We order. For starters I go for the young globe artichoke served with basil aioli (4.95), while my partner goes for chunky sweetcorn, cheese, spring onion and coriander fritters (£4.95), and our son orders curried roast parsnip soup (£3.95). It was all OK. No major complaints, apart from the fritters, which were generously sized but forgot to taste of anything. What, I wonder, do vegetarians have against salt? Are the mine conditions terrible or something?
Next I choose the forest mushroom stroganoff (£10.45) which is described as: The freshest selection of wild mushrooms cooked with young turnips and spring onion in paprika, red wine, lemon juice and garlic, and accompanied by baby potatoes in horseradish, sour cream and dill sauce.' Yum yum.
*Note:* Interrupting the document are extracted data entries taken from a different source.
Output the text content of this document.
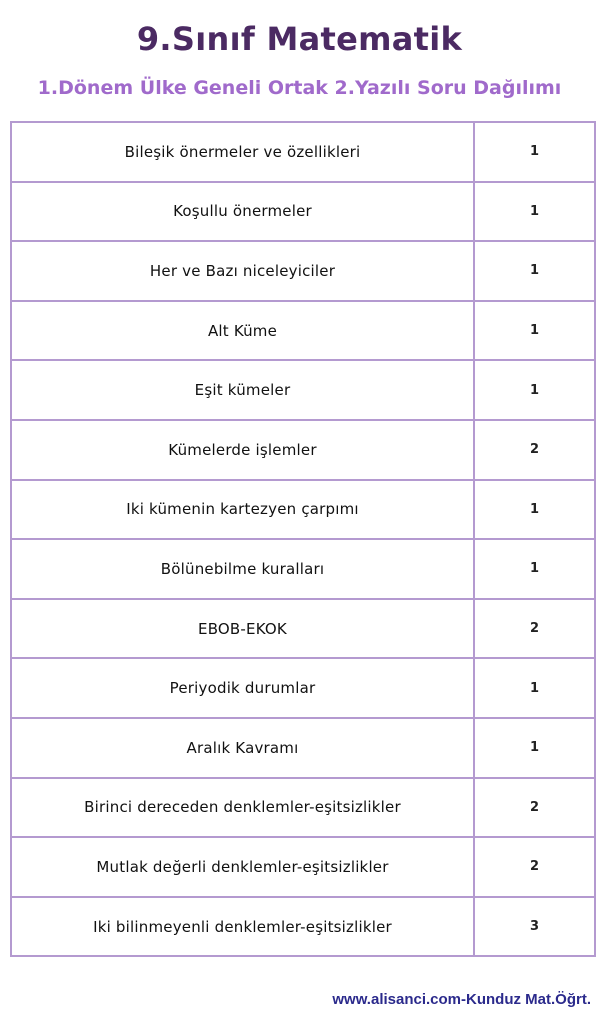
9.Sınıf Matematik
1.Dönem Ülke Geneli Ortak 2.Yazılı Soru Dağılımı
Bileşik önermeler ve özellikleri	1
Koşullu önermeler	1
Her ve Bazı niceleyiciler	1
Alt Küme	1
Eşit kümeler	1
Kümelerde işlemler	2
Iki kümenin kartezyen çarpımı	1
Bölünebilme kuralları	1
EBOB-EKOK	2
Periyodik durumlar	1
Aralık Kavramı	1
Birinci dereceden denklemler-eşitsizlikler	2
Mutlak değerli denklemler-eşitsizlikler	2
Iki bilinmeyenli denklemler-eşitsizlikler	3
www.alisanci.com-Kunduz Mat.Öğrt.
Except that it wasn't. It came as a big plate of flavourless brown gravy (I've never seen so much gravy) with blobs in. Mushroom? Turnip? Spring onion? God knows. The blobs could have been anything. The blobs could have been old pram. You needed a fishing-rod to eat it — if you wanted to eat it, that is. And the boys? They didn't fare much better. My partner's spicy south Indian samba (£9.25) turned out to be bits of cauliflower swimming in a tin of tomatoes, while our son's broccoli fondue Wellington (L10.45) was also a big plate of gravy, only this time with a bit of puff pastry floating on it. For pudding we tried a plum-and-apple crumble between us. Not bad, but rather over-earnest, with one of those right-on, porridge-oats crumble toppings, and not nearly enough fruit.
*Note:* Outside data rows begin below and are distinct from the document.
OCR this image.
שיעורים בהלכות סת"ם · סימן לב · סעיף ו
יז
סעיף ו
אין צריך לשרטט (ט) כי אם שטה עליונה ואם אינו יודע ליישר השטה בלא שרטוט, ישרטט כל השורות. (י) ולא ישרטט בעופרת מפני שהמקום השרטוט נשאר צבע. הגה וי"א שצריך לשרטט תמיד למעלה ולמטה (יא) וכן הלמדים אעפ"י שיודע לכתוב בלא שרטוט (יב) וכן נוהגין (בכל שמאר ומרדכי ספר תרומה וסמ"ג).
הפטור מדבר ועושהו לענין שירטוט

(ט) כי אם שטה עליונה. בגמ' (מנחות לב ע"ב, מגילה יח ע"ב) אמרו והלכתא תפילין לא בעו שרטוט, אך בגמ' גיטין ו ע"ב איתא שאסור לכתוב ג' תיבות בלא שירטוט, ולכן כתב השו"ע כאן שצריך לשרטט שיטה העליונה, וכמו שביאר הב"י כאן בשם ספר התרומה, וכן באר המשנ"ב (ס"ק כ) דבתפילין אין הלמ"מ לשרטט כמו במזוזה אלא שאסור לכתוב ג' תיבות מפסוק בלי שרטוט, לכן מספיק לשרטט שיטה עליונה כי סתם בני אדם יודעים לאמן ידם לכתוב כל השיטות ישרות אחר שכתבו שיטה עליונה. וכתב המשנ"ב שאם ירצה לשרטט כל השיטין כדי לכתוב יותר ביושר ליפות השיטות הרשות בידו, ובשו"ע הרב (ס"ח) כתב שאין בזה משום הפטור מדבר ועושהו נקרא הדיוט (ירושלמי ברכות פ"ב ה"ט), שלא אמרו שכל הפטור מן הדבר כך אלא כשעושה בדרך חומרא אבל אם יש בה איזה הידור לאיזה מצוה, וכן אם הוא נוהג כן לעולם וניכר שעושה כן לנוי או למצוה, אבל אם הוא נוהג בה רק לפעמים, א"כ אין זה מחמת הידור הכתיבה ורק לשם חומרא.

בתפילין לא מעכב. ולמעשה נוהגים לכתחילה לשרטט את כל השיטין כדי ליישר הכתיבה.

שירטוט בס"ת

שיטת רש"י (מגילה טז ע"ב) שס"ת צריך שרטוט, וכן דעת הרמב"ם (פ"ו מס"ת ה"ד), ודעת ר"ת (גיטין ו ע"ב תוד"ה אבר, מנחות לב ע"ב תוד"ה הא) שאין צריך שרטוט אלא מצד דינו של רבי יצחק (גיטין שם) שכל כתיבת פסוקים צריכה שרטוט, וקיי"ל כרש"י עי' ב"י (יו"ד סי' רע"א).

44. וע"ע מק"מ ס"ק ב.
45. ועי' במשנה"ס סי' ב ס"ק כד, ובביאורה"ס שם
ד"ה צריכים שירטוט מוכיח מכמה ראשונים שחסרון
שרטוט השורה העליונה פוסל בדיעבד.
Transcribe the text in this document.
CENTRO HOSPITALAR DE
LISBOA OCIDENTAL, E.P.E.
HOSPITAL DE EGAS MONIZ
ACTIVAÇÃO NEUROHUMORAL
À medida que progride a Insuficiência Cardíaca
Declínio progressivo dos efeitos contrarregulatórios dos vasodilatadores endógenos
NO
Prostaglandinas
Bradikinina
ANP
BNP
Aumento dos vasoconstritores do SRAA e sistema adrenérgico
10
So, all in all, not a great success. Perhaps, though, Fiction was just having a bad night that night. Alternatively, perhaps we're just not meant to be vegetarians. Or, as my son put it afterwards, 'If we weren't meant to eat animals, why were they made to taste of meat?' I do think he has a point. Or at least I think he has a point. To be perfectly honest, it's hard to think clearly about anything at the moment. What with the goddamn pleurisy and everything.
Fiction, 60 Crouch Hill, London N8; tel: 020 8340 3403.